7 Gengetone Acts You Need to Check Out

The streets speak gengetone: Kenya's gengetone sound is reverberating across East Africa and the world, get to know its main purveyors.

Sailors' "Wamlambez!"Wamlambez!" which roughly translates to "those who lick," is the cry the reverberated round the world, pushing the gengetone sound to the global stage. The response "wamnyonyez" roughly translates to "those who suck" and that should tell you all you need to know about the genre.

Known for its lewd lyrics and repetitive (often call and response) hooks, gengetone makes no apologies for belonging to the streets. First of all, most artists that create gengetone are grouped into bands with a few outliers like Zzero Sufuri riding solo. The songs themselves often feature a multiplicity of voices with screams and crowds coming through as ad libs, adding to this idea that this is definitely "outside" music.

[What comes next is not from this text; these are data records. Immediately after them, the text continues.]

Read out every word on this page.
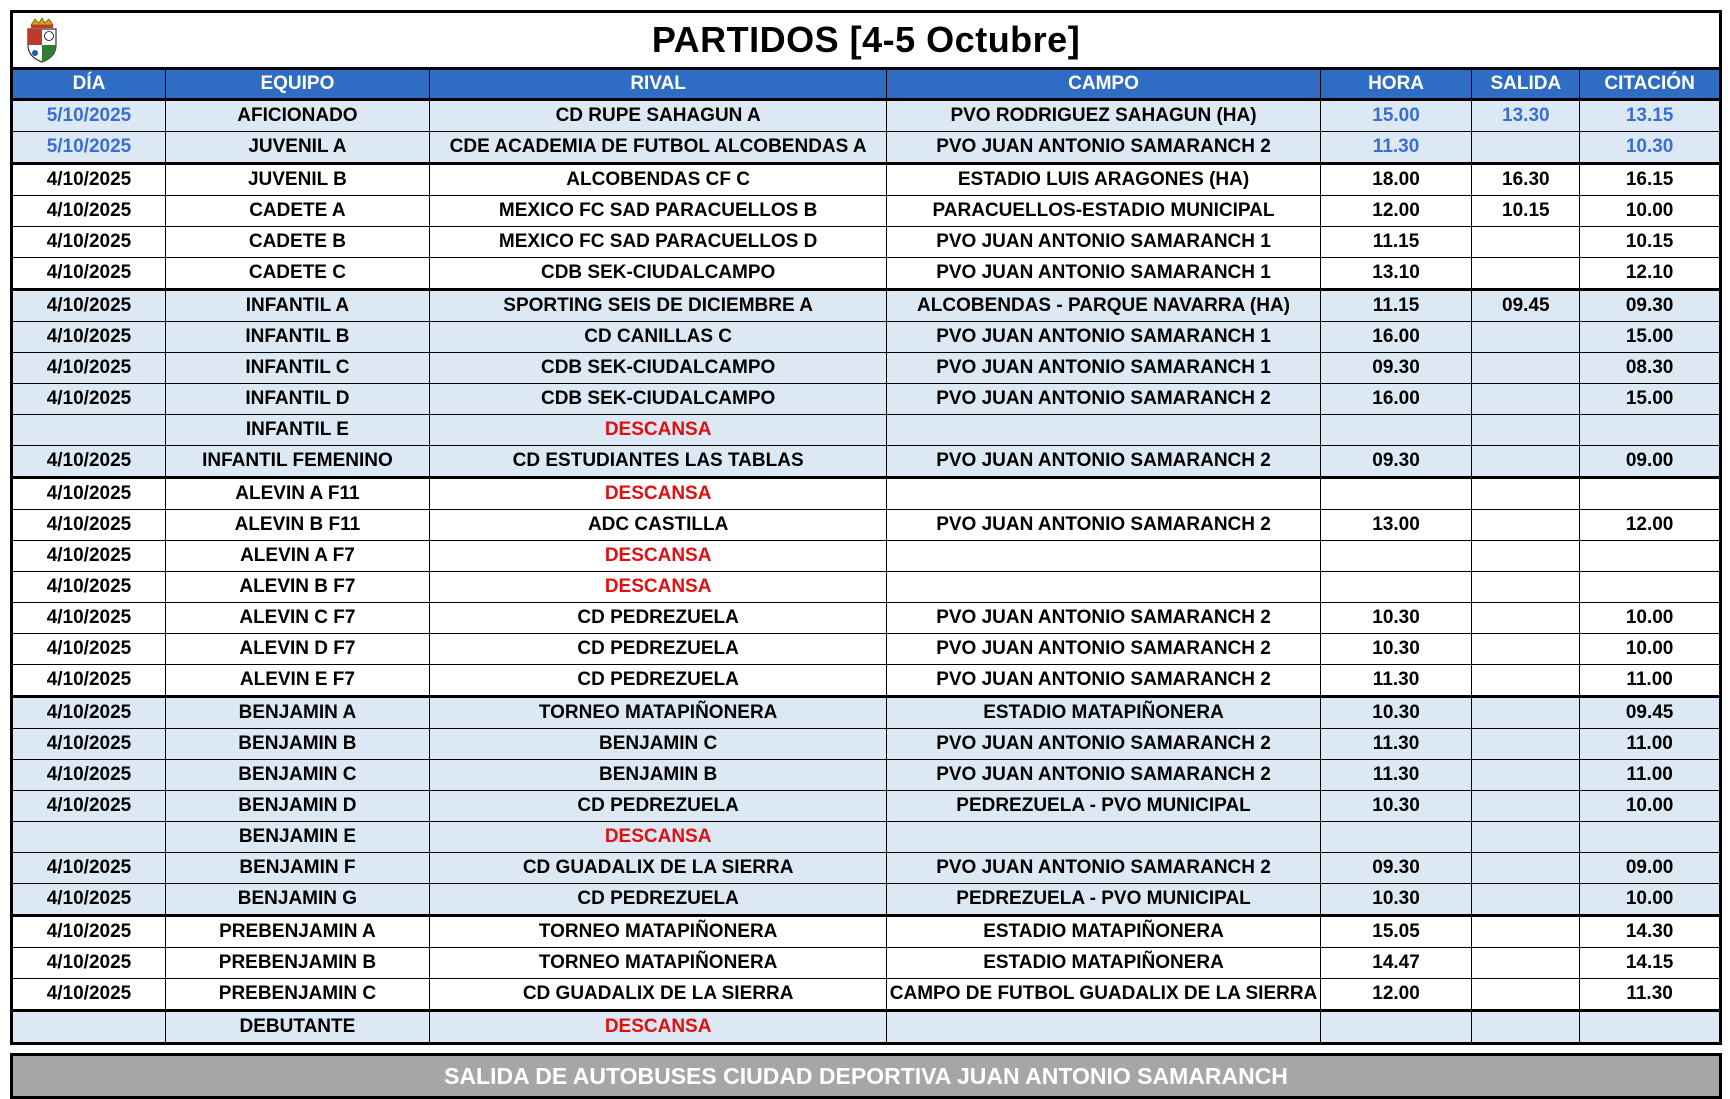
PARTIDOS [4-5 Octubre]
DÍA	EQUIPO	RIVAL	CAMPO	HORA	SALIDA	CITACIÓN
5/10/2025	AFICIONADO	CD RUPE SAHAGUN A	PVO RODRIGUEZ SAHAGUN (HA)	15.00	13.30	13.15
5/10/2025	JUVENIL A	CDE ACADEMIA DE FUTBOL ALCOBENDAS A	PVO JUAN ANTONIO SAMARANCH 2	11.30		10.30
4/10/2025	JUVENIL B	ALCOBENDAS CF C	ESTADIO LUIS ARAGONES (HA)	18.00	16.30	16.15
4/10/2025	CADETE A	MEXICO FC SAD PARACUELLOS B	PARACUELLOS-ESTADIO MUNICIPAL	12.00	10.15	10.00
4/10/2025	CADETE B	MEXICO FC SAD PARACUELLOS D	PVO JUAN ANTONIO SAMARANCH 1	11.15		10.15
4/10/2025	CADETE C	CDB SEK-CIUDALCAMPO	PVO JUAN ANTONIO SAMARANCH 1	13.10		12.10
4/10/2025	INFANTIL A	SPORTING SEIS DE DICIEMBRE A	ALCOBENDAS - PARQUE NAVARRA (HA)	11.15	09.45	09.30
4/10/2025	INFANTIL B	CD CANILLAS C	PVO JUAN ANTONIO SAMARANCH 1	16.00		15.00
4/10/2025	INFANTIL C	CDB SEK-CIUDALCAMPO	PVO JUAN ANTONIO SAMARANCH 1	09.30		08.30
4/10/2025	INFANTIL D	CDB SEK-CIUDALCAMPO	PVO JUAN ANTONIO SAMARANCH 2	16.00		15.00
	INFANTIL E	DESCANSA				
4/10/2025	INFANTIL FEMENINO	CD ESTUDIANTES LAS TABLAS	PVO JUAN ANTONIO SAMARANCH 2	09.30		09.00
4/10/2025	ALEVIN A F11	DESCANSA				
4/10/2025	ALEVIN B F11	ADC CASTILLA	PVO JUAN ANTONIO SAMARANCH 2	13.00		12.00
4/10/2025	ALEVIN A F7	DESCANSA				
4/10/2025	ALEVIN B F7	DESCANSA				
4/10/2025	ALEVIN C F7	CD PEDREZUELA	PVO JUAN ANTONIO SAMARANCH 2	10.30		10.00
4/10/2025	ALEVIN D F7	CD PEDREZUELA	PVO JUAN ANTONIO SAMARANCH 2	10.30		10.00
4/10/2025	ALEVIN E F7	CD PEDREZUELA	PVO JUAN ANTONIO SAMARANCH 2	11.30		11.00
4/10/2025	BENJAMIN A	TORNEO MATAPIÑONERA	ESTADIO MATAPIÑONERA	10.30		09.45
4/10/2025	BENJAMIN B	BENJAMIN C	PVO JUAN ANTONIO SAMARANCH 2	11.30		11.00
4/10/2025	BENJAMIN C	BENJAMIN B	PVO JUAN ANTONIO SAMARANCH 2	11.30		11.00
4/10/2025	BENJAMIN D	CD PEDREZUELA	PEDREZUELA - PVO MUNICIPAL	10.30		10.00
	BENJAMIN E	DESCANSA				
4/10/2025	BENJAMIN F	CD GUADALIX DE LA SIERRA	PVO JUAN ANTONIO SAMARANCH 2	09.30		09.00
4/10/2025	BENJAMIN G	CD PEDREZUELA	PEDREZUELA - PVO MUNICIPAL	10.30		10.00
4/10/2025	PREBENJAMIN A	TORNEO MATAPIÑONERA	ESTADIO MATAPIÑONERA	15.05		14.30
4/10/2025	PREBENJAMIN B	TORNEO MATAPIÑONERA	ESTADIO MATAPIÑONERA	14.47		14.15
4/10/2025	PREBENJAMIN C	CD GUADALIX DE LA SIERRA	CAMPO DE FUTBOL GUADALIX DE LA SIERRA	12.00		11.30
	DEBUTANTE	DESCANSA				
SALIDA DE AUTOBUSES CIUDAD DEPORTIVA JUAN ANTONIO SAMARANCH
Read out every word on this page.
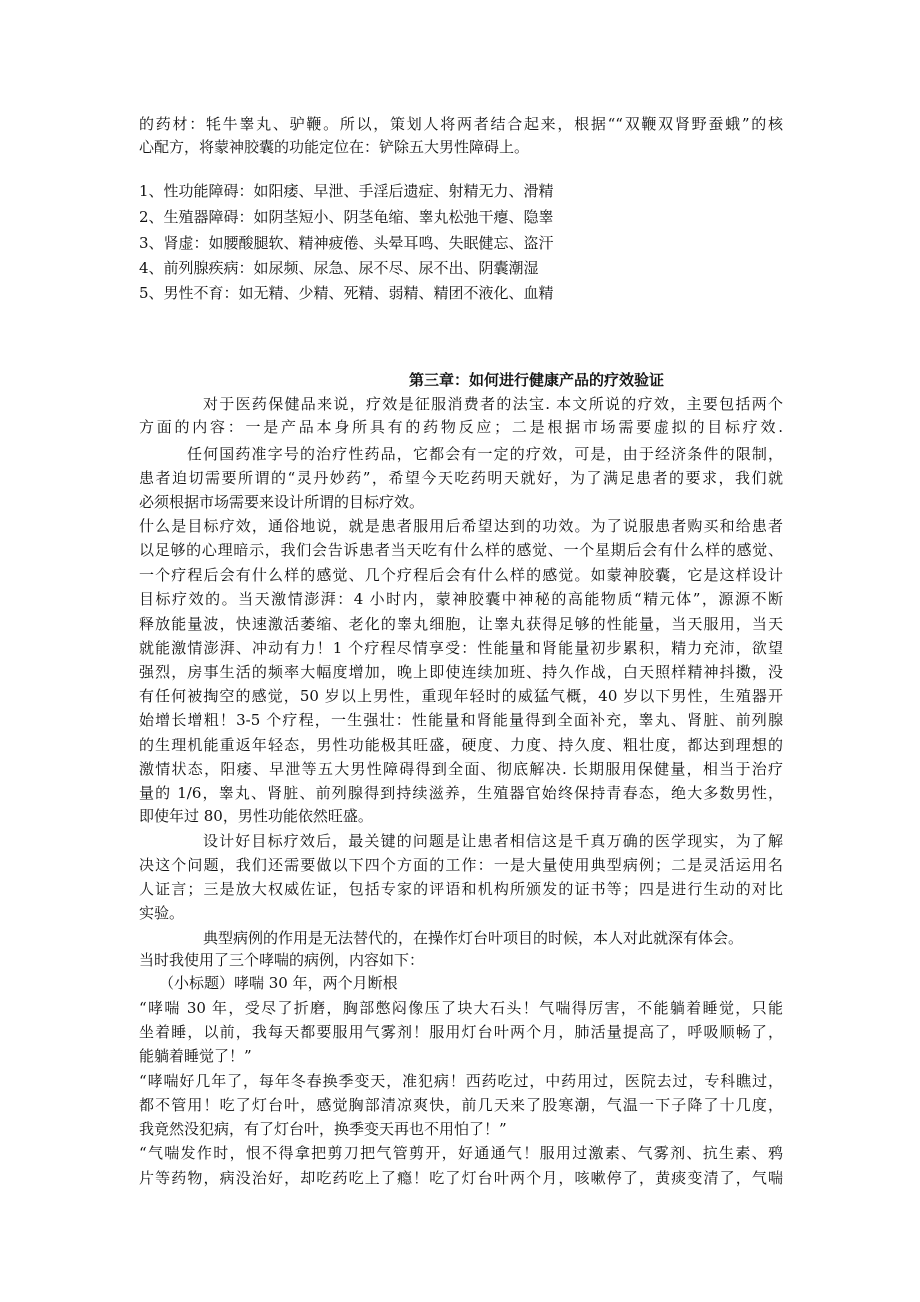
的药材：牦牛睾丸、驴鞭。所以，策划人将两者结合起来，根据““双鞭双肾野蚕蛾”的核
心配方，将蒙神胶囊的功能定位在：铲除五大男性障碍上。
1、性功能障碍：如阳痿、早泄、手淫后遗症、射精无力、滑精
2、生殖器障碍：如阴茎短小、阴茎龟缩、睾丸松弛干瘪、隐睾
3、肾虚：如腰酸腿软、精神疲倦、头晕耳鸣、失眠健忘、盗汗
4、前列腺疾病：如尿频、尿急、尿不尽、尿不出、阴囊潮湿
5、男性不育：如无精、少精、死精、弱精、精团不液化、血精
第三章：如何进行健康产品的疗效验证
对于医药保健品来说，疗效是征服消费者的法宝. 本文所说的疗效，主要包括两个
方面的内容：一是产品本身所具有的药物反应；二是根据市场需要虚拟的目标疗效.
任何国药准字号的治疗性药品，它都会有一定的疗效，可是，由于经济条件的限制，
患者迫切需要所谓的“灵丹妙药”，希望今天吃药明天就好，为了满足患者的要求，我们就
必须根据市场需要来设计所谓的目标疗效。
什么是目标疗效，通俗地说，就是患者服用后希望达到的功效。为了说服患者购买和给患者
以足够的心理暗示，我们会告诉患者当天吃有什么样的感觉、一个星期后会有什么样的感觉、
一个疗程后会有什么样的感觉、几个疗程后会有什么样的感觉。如蒙神胶囊，它是这样设计
目标疗效的。当天激情澎湃：4 小时内，蒙神胶囊中神秘的高能物质“精元体”，源源不断
释放能量波，快速激活萎缩、老化的睾丸细胞，让睾丸获得足够的性能量，当天服用，当天
就能激情澎湃、冲动有力！1 个疗程尽情享受：性能量和肾能量初步累积，精力充沛，欲望
强烈，房事生活的频率大幅度增加，晚上即使连续加班、持久作战，白天照样精神抖擞，没
有任何被掏空的感觉，50 岁以上男性，重现年轻时的威猛气概，40 岁以下男性，生殖器开
始增长增粗！3-5 个疗程，一生强壮：性能量和肾能量得到全面补充，睾丸、肾脏、前列腺
的生理机能重返年轻态，男性功能极其旺盛，硬度、力度、持久度、粗壮度，都达到理想的
激情状态，阳痿、早泄等五大男性障碍得到全面、彻底解决. 长期服用保健量，相当于治疗
量的 1/6，睾丸、肾脏、前列腺得到持续滋养，生殖器官始终保持青春态，绝大多数男性，
即使年过 80，男性功能依然旺盛。
设计好目标疗效后，最关键的问题是让患者相信这是千真万确的医学现实，为了解
决这个问题，我们还需要做以下四个方面的工作：一是大量使用典型病例；二是灵活运用名
人证言；三是放大权威佐证，包括专家的评语和机构所颁发的证书等；四是进行生动的对比
实验。
典型病例的作用是无法替代的，在操作灯台叶项目的时候，本人对此就深有体会。
当时我使用了三个哮喘的病例，内容如下：
（小标题）哮喘 30 年，两个月断根
“哮喘 30 年，受尽了折磨，胸部憋闷像压了块大石头！气喘得厉害，不能躺着睡觉，只能
坐着睡，以前，我每天都要服用气雾剂！服用灯台叶两个月，肺活量提高了，呼吸顺畅了，
能躺着睡觉了！”
“哮喘好几年了，每年冬春换季变天，准犯病！西药吃过，中药用过，医院去过，专科瞧过，
都不管用！吃了灯台叶，感觉胸部清凉爽快，前几天来了股寒潮，气温一下子降了十几度，
我竟然没犯病，有了灯台叶，换季变天再也不用怕了！”
“气喘发作时，恨不得拿把剪刀把气管剪开，好通通气！服用过激素、气雾剂、抗生素、鸦
片等药物，病没治好，却吃药吃上了瘾！吃了灯台叶两个月，咳嗽停了，黄痰变清了，气喘
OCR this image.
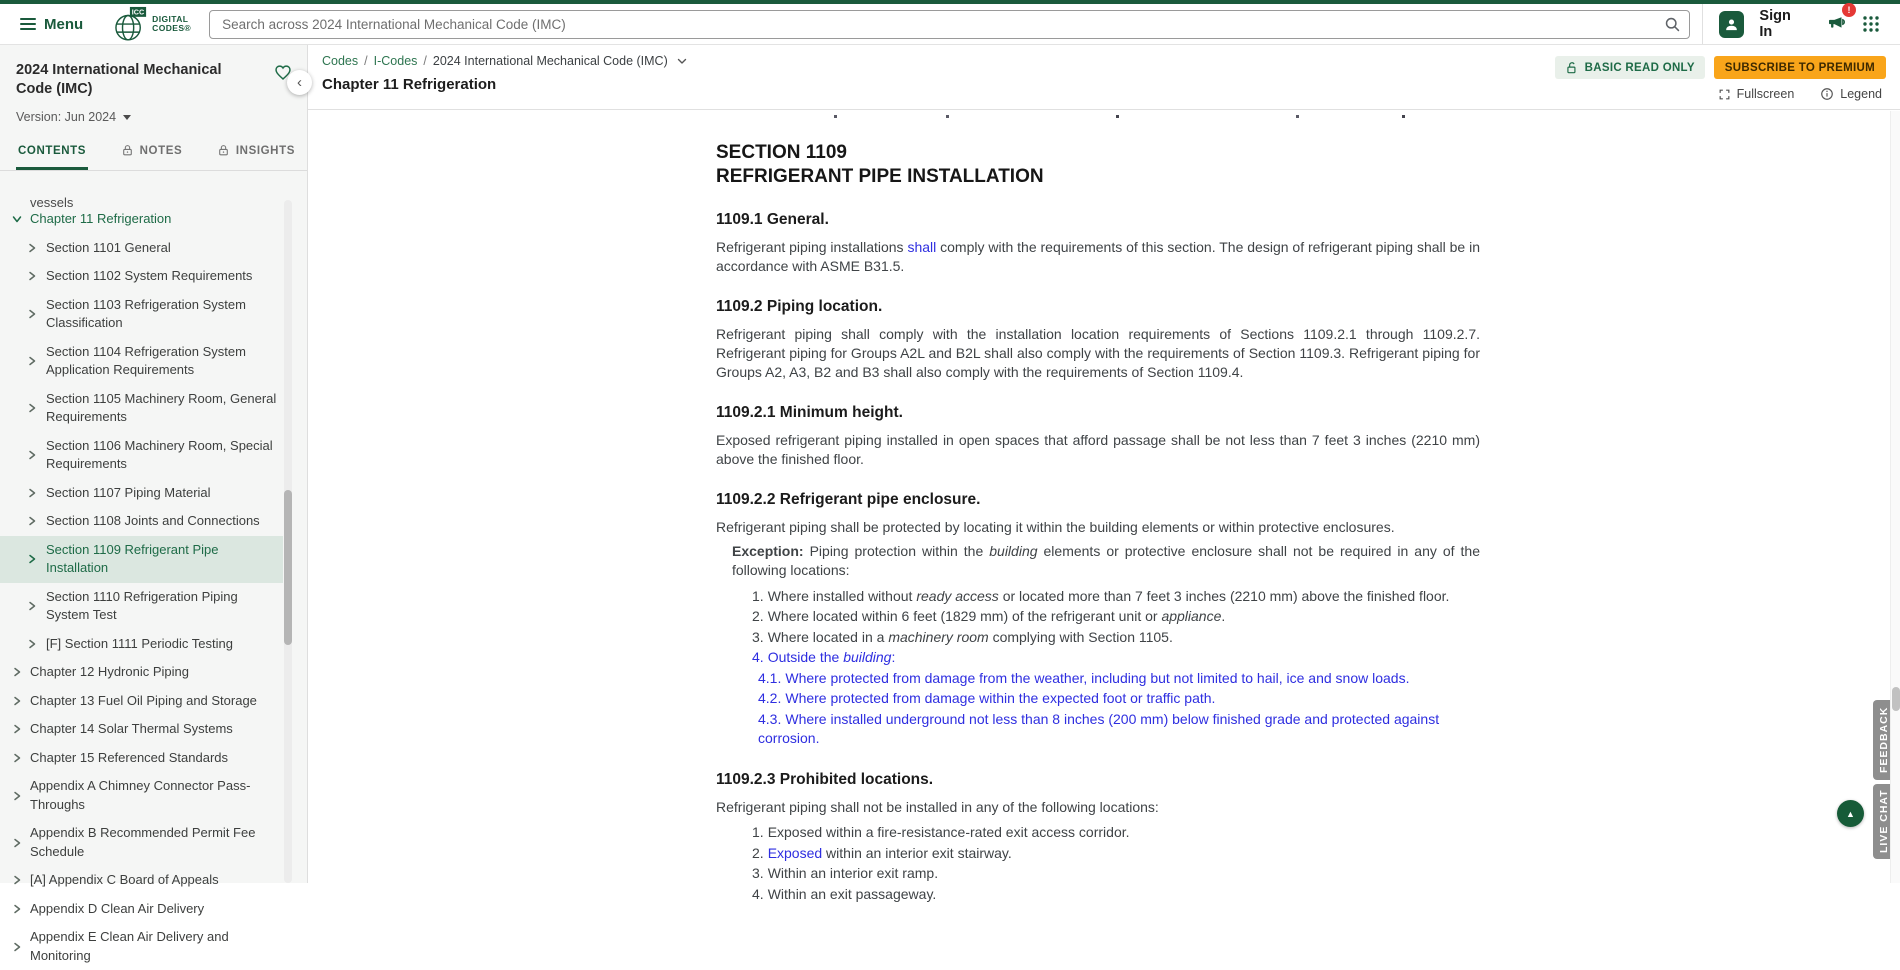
Menu
ICC
DIGITAL
CODES®
Search across 2024 International Mechanical Code (IMC)
Sign In
!
2024 International Mechanical Code (IMC)
Version: Jun 2024
CONTENTS	NOTES	INSIGHTS
vessels
Chapter 11 Refrigeration
Section 1101 General
Section 1102 System Requirements
Section 1103 Refrigeration System Classification
Section 1104 Refrigeration System Application Requirements
Section 1105 Machinery Room, General Requirements
Section 1106 Machinery Room, Special Requirements
Section 1107 Piping Material
Section 1108 Joints and Connections
Section 1109 Refrigerant Pipe Installation
Section 1110 Refrigeration Piping System Test
[F] Section 1111 Periodic Testing
Chapter 12 Hydronic Piping
Chapter 13 Fuel Oil Piping and Storage
Chapter 14 Solar Thermal Systems
Chapter 15 Referenced Standards
Appendix A Chimney Connector Pass-Throughs
Appendix B Recommended Permit Fee Schedule
[A] Appendix C Board of Appeals
Appendix D Clean Air Delivery
Appendix E Clean Air Delivery and Monitoring
‹
Codes / I-Codes / 2024 International Mechanical Code (IMC)
Chapter 11 Refrigeration
BASIC READ ONLY	SUBSCRIBE TO PREMIUM
Fullscreen	Legend
SECTION 1109
REFRIGERANT PIPE INSTALLATION
1109.1 General.

Refrigerant piping installations shall comply with the requirements of this section. The design of refrigerant piping shall be in accordance with ASME B31.5.

1109.2 Piping location.

Refrigerant piping shall comply with the installation location requirements of Sections 1109.2.1 through 1109.2.7. Refrigerant piping for Groups A2L and B2L shall also comply with the requirements of Section 1109.3. Refrigerant piping for Groups A2, A3, B2 and B3 shall also comply with the requirements of Section 1109.4.

1109.2.1 Minimum height.

Exposed refrigerant piping installed in open spaces that afford passage shall be not less than 7 feet 3 inches (2210 mm) above the finished floor.

1109.2.2 Refrigerant pipe enclosure.

Refrigerant piping shall be protected by locating it within the building elements or within protective enclosures.

Exception: Piping protection within the building elements or protective enclosure shall not be required in any of the following locations:

1. Where installed without ready access or located more than 7 feet 3 inches (2210 mm) above the finished floor.
2. Where located within 6 feet (1829 mm) of the refrigerant unit or appliance.
3. Where located in a machinery room complying with Section 1105.
4. Outside the building:
4.1. Where protected from damage from the weather, including but not limited to hail, ice and snow loads.
4.2. Where protected from damage within the expected foot or traffic path.
4.3. Where installed underground not less than 8 inches (200 mm) below finished grade and protected against corrosion.
1109.2.3 Prohibited locations.

Refrigerant piping shall not be installed in any of the following locations:

1. Exposed within a fire-resistance-rated exit access corridor.
2. Exposed within an interior exit stairway.
3. Within an interior exit ramp.
4. Within an exit passageway.
FEEDBACK
LIVE CHAT
▲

Listening to Odi wa Muranga play with his vocal on the track "Thao" it's easy to think that this is the first, but gengetone fits snuggly in a history of sheng rap based on the kapuka style beat. Kapuka is onomatopoeically named, the beats have that repetitive drum-hat-drum skip that sounds like pu-ka-pu-ka-pu. Artists like Nonini were asking women to come over using this riff long before Ochungulo family told them to stay home if they aren't willing to give it up.